4 - Realita Tak Seindah Ekspetasi

Happy Reading^^

"Pak Dane belum datang?" aku mendongak dan segera menyimpan ponsel ku begitu mas Arga duduk di kursi yang bersebrangan dengan ku.

"Opa minta maaf gak jadi datang, makannya saya yang datang kesini," jawabku berbohong.

Dia hanya memalingkan pandangannya dan tak lama kemudian para pelayan menghidangkan makanan. Saat ini kami tengah berada di privat room sebuah restoran. Aku memang meminta Opa untuk memaksa mas Arga datang kesini, dan setelah itu aku pun berpura-pura menggantikan opa yang tidak bisa datang.

"Mas Arga beneran gak bisa pertimbangin lagi buat ngebimbing saya?" tanyaku setelah acara makan selesai.

"Sudah saya bilang pekerjaan saya banyak. Lagipula kamu bisa cari orang lain yang lebih mampu daripada saya," jawabnya tegas.

"Yaudah kalau Mas gak bisa ngebimbing saya buat belajar, Mas mau gak ngebimbing saya buat ke Surga?" tanya ku dengan senyum dibuat semanis mungkin.

"Saya bukan ustadz!"

Gubrak! Jawabannya sangat di luar ekspetasi. Gak bisa digombalin kayanya nih orang.

"Bukan gitu maksudnya Mas," ucapku menahan kesal. Sama calon suami gak boleh durhaka!

"Lalu?" tanya dia.

"Mas jadi imam Rain aja!" ucapku.

"Di masjid kan masih banyak imam, kenapa pilih saya?"

"Mas Arga pura-pura bego atau bego beneran sih?" bentakku, kulihat dia sedikit terkejut dengan nada bicara ku yang cukup tinggi.

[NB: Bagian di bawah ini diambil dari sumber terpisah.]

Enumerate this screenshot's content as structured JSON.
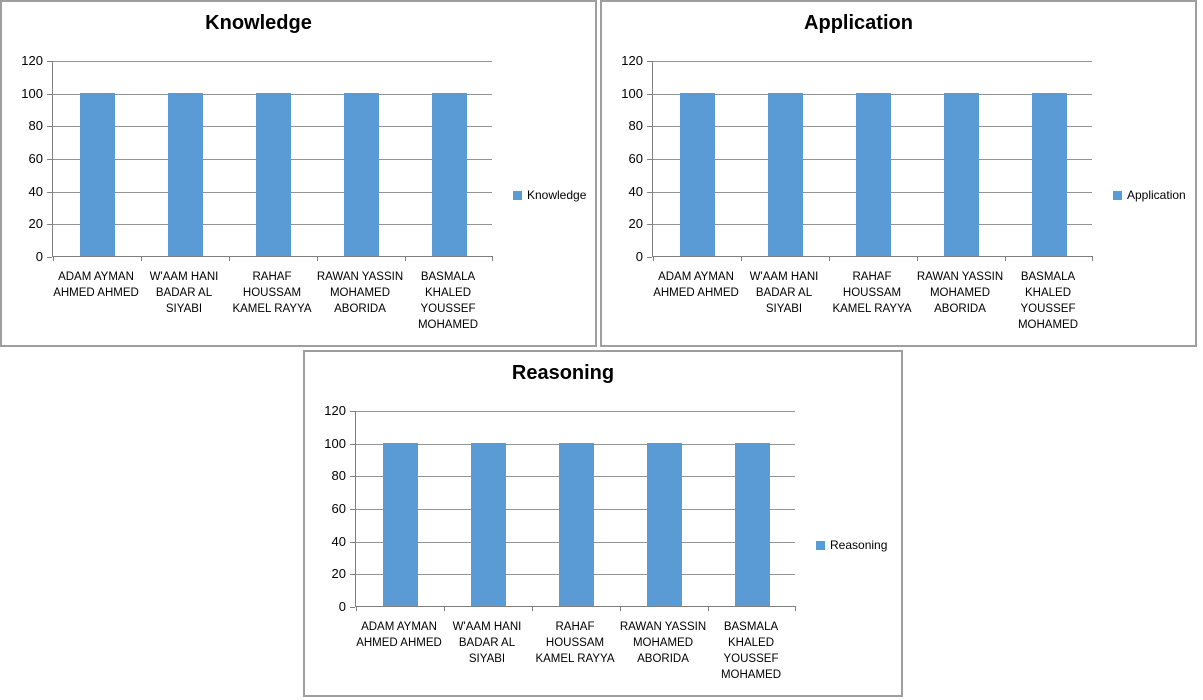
{
  "colors": {
    "bar": "#5B9BD5",
    "gridline": "#939393",
    "axis": "#7F7F7F",
    "panel_border": "#9E9E9E",
    "text": "#000000",
    "background": "#FFFFFF"
  },
  "chart_data": [
    {
      "type": "bar",
      "title": "Knowledge",
      "legend_position": "right",
      "legend": [
        "Knowledge"
      ],
      "series": [
        {
          "name": "Knowledge",
          "values": [
            100,
            100,
            100,
            100,
            100
          ]
        }
      ],
      "categories": [
        "ADAM AYMAN AHMED AHMED",
        "W'AAM HANI BADAR AL SIYABI",
        "RAHAF HOUSSAM KAMEL RAYYA",
        "RAWAN YASSIN MOHAMED ABORIDA",
        "BASMALA KHALED YOUSSEF MOHAMED"
      ],
      "category_lines": [
        [
          "ADAM AYMAN",
          "AHMED AHMED"
        ],
        [
          "W'AAM HANI",
          "BADAR AL",
          "SIYABI"
        ],
        [
          "RAHAF",
          "HOUSSAM",
          "KAMEL RAYYA"
        ],
        [
          "RAWAN YASSIN",
          "MOHAMED",
          "ABORIDA"
        ],
        [
          "BASMALA",
          "KHALED",
          "YOUSSEF",
          "MOHAMED"
        ]
      ],
      "xlabel": "",
      "ylabel": "",
      "ylim": [
        0,
        120
      ],
      "y_ticks": [
        0,
        20,
        40,
        60,
        80,
        100,
        120
      ],
      "grid": true,
      "color": "#5B9BD5"
    },
    {
      "type": "bar",
      "title": "Application",
      "legend_position": "right",
      "legend": [
        "Application"
      ],
      "series": [
        {
          "name": "Application",
          "values": [
            100,
            100,
            100,
            100,
            100
          ]
        }
      ],
      "categories": [
        "ADAM AYMAN AHMED AHMED",
        "W'AAM HANI BADAR AL SIYABI",
        "RAHAF HOUSSAM KAMEL RAYYA",
        "RAWAN YASSIN MOHAMED ABORIDA",
        "BASMALA KHALED YOUSSEF MOHAMED"
      ],
      "category_lines": [
        [
          "ADAM AYMAN",
          "AHMED AHMED"
        ],
        [
          "W'AAM HANI",
          "BADAR AL",
          "SIYABI"
        ],
        [
          "RAHAF",
          "HOUSSAM",
          "KAMEL RAYYA"
        ],
        [
          "RAWAN YASSIN",
          "MOHAMED",
          "ABORIDA"
        ],
        [
          "BASMALA",
          "KHALED",
          "YOUSSEF",
          "MOHAMED"
        ]
      ],
      "xlabel": "",
      "ylabel": "",
      "ylim": [
        0,
        120
      ],
      "y_ticks": [
        0,
        20,
        40,
        60,
        80,
        100,
        120
      ],
      "grid": true,
      "color": "#5B9BD5"
    },
    {
      "type": "bar",
      "title": "Reasoning",
      "legend_position": "right",
      "legend": [
        "Reasoning"
      ],
      "series": [
        {
          "name": "Reasoning",
          "values": [
            100,
            100,
            100,
            100,
            100
          ]
        }
      ],
      "categories": [
        "ADAM AYMAN AHMED AHMED",
        "W'AAM HANI BADAR AL SIYABI",
        "RAHAF HOUSSAM KAMEL RAYYA",
        "RAWAN YASSIN MOHAMED ABORIDA",
        "BASMALA KHALED YOUSSEF MOHAMED"
      ],
      "category_lines": [
        [
          "ADAM AYMAN",
          "AHMED AHMED"
        ],
        [
          "W'AAM HANI",
          "BADAR AL",
          "SIYABI"
        ],
        [
          "RAHAF",
          "HOUSSAM",
          "KAMEL RAYYA"
        ],
        [
          "RAWAN YASSIN",
          "MOHAMED",
          "ABORIDA"
        ],
        [
          "BASMALA",
          "KHALED",
          "YOUSSEF",
          "MOHAMED"
        ]
      ],
      "xlabel": "",
      "ylabel": "",
      "ylim": [
        0,
        120
      ],
      "y_ticks": [
        0,
        20,
        40,
        60,
        80,
        100,
        120
      ],
      "grid": true,
      "color": "#5B9BD5"
    }
  ]
}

"Kamu bentak saya?" tanyanya tak percaya.

"Iya. Kenapa? Kan Mas Arga bukan orang tua aku, bukan guru aku, dan juga belum jadi suami aku. Jadi bebas dong Rain bentak," omelku panjang lebar.

"Belum?" ulang dia.

"Siapa tahu kita jodoh," dengkus ku sambil memandang ke arah lain karena malu.

"Saya tidak berminat menikah dengan anak kecil seperti kamu!" ucapnya.

"Lalu menurut Mas Arga perempuan dewasa itu seperti apa?" tanyaku dengan kesal.

"Dia yang mampu mengelola emosinya dengan baik. Yang tidak lancang masuk ke ruangan orang lain. Yang tidak memanfaatkan koneksinya untuk keuntungannya sendiri. Dan yang tidak memaksakan kehendaknya sendiri."

Entah mengapa jawabannya kok seperti menyindir aku ya?

"Mas Arga lagi nyindir aku kan?" tanyaku akhirnya.

"Jika menurut kamu begitu, ya anggap saja begitu," jawabnya santai dan datar.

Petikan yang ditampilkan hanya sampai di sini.